TLR4 is an immunoinflammatory grade trigger protein involved in the signal transduction of the ganglion reaction [32, 33], and widely expressed on the surface of various immune cells, as well as in glomerular podocytes, mesangial cells, and renal tubular epithelial cells [34, 35]. TLR4 and the complement system are widely involved in the occurrence and progression of various diseases, such as renal IRI, AKI and diabetic nephropathy [36,37,38], which can activate the transcription and expression of NFκB-mediated complement factor, thereby initiating the inflammatory cascade [39, 40]. In vitro experiments, we have observed that under hypoxic-ischemic conditions the differentiation of glomerular podocytes can be induced. Complement C3a promotes TGF-β1 synthesis and the TLR4/ NFκB-P65 protein expression in glomerular podocytes.

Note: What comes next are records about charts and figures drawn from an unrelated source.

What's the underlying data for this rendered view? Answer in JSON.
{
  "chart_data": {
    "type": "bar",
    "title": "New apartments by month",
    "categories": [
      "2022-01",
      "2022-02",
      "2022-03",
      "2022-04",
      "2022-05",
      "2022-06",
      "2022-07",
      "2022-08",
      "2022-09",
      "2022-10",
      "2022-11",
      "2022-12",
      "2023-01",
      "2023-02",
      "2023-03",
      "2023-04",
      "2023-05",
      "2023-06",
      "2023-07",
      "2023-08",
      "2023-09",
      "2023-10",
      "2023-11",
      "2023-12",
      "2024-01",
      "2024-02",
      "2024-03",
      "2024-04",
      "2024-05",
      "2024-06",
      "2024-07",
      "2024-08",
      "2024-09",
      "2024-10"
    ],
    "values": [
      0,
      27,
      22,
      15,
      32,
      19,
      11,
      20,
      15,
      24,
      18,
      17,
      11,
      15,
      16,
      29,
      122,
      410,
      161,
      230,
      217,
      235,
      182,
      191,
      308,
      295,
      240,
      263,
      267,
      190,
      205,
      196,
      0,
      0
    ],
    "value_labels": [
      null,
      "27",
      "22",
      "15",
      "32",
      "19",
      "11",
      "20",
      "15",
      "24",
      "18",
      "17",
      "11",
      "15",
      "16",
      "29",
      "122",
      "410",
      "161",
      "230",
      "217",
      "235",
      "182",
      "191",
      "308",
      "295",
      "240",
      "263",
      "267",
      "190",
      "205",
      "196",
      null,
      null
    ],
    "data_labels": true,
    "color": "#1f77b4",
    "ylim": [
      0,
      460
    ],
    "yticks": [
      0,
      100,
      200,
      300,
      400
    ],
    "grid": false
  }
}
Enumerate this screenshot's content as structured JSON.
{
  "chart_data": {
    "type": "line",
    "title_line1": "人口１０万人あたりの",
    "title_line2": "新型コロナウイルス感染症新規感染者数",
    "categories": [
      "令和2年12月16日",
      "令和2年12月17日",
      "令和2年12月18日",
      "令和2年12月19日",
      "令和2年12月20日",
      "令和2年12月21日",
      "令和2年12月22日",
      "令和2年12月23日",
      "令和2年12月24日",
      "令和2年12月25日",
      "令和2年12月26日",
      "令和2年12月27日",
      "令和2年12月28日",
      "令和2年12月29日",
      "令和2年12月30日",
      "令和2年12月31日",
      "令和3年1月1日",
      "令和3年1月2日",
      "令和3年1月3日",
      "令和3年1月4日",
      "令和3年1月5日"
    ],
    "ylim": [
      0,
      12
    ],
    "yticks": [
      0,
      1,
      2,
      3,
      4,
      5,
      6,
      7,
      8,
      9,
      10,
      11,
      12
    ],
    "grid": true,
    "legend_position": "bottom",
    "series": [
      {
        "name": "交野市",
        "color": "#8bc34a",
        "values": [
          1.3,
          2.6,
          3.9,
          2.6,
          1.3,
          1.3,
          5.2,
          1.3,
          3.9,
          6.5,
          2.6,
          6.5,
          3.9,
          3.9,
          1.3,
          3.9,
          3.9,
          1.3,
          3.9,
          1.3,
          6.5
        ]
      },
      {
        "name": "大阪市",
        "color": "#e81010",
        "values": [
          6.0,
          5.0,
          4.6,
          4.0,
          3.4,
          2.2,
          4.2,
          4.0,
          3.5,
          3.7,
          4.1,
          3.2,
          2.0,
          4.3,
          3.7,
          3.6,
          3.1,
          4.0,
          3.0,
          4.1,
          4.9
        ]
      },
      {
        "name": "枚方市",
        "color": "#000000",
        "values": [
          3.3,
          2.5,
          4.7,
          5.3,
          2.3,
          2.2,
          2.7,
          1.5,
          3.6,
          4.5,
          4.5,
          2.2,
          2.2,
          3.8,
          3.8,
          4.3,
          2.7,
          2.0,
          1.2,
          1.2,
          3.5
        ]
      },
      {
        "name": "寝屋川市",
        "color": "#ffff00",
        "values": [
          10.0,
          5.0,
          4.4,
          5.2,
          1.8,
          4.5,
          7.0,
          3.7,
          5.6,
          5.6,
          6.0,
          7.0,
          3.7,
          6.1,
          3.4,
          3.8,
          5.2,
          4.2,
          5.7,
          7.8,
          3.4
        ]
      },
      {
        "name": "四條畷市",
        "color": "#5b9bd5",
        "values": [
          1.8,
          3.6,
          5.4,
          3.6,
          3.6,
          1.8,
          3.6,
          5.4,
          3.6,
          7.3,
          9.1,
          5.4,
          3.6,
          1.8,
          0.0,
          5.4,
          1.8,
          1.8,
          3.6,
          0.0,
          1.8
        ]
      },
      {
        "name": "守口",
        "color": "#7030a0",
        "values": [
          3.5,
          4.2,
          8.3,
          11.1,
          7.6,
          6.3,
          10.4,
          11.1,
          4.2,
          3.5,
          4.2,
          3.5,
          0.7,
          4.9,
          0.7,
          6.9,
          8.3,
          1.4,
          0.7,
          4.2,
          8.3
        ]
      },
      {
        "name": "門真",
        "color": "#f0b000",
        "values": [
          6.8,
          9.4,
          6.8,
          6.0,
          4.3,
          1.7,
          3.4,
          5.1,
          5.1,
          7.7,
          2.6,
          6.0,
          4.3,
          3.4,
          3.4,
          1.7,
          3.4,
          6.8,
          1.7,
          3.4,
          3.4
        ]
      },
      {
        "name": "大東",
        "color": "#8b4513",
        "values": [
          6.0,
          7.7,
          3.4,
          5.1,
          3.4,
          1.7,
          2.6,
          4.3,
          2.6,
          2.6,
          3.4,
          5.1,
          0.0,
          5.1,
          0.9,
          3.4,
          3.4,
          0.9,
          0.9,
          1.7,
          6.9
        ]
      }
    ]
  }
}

We also observed that C3a promotes TLR4 expression and NFκB-P65 nuclear translocation in glomerular podocytes under hypoxic-ischemic conditions. Up-regulating the level of TLR4 can increase the levels of NFκB-P65 in C3a-induced podocyte nucleus under hypoxic-ischemic conditions, inducing the synthesis of the glomerular podocyte transdifferentiation proteins Synaptopodin, Nephrin, and CD2AP and reducing the expression of TRPC6, resulting in obvious damage to the podocyte cytoskeleton. TLR4 inhibitors can inhibit NFKB-P65 nuclear translocation, reducing the protein expression level of Synaptopodin, Nephrin, and CD2AP, inducing TRPC6 protein synthesis, and stabilizing the podocyte cytoskeleton. Since podocytes express both the C3a receptor and TLR4, we speculate that complement C3a may activate the TLR4 protein of glomerular podocytes through the TLR4/NFκB-P65 signaling pathway, inducing NFκB-P65 nuclear translocation, participating in the inflammation and transdifferentiation of glomerular podocytes and resulting in the progression of post-AKI renal fibrosis.

Conclusion

In summary, complement C3-mediated inflammatory response-induced glomerular podocyte injury is closely related to the post-injury fibrosis after renal ischemia–reperfusion AKI. These effects may be achieved by regulating podocyte TLR4/NFκB-P65 signaling pathway.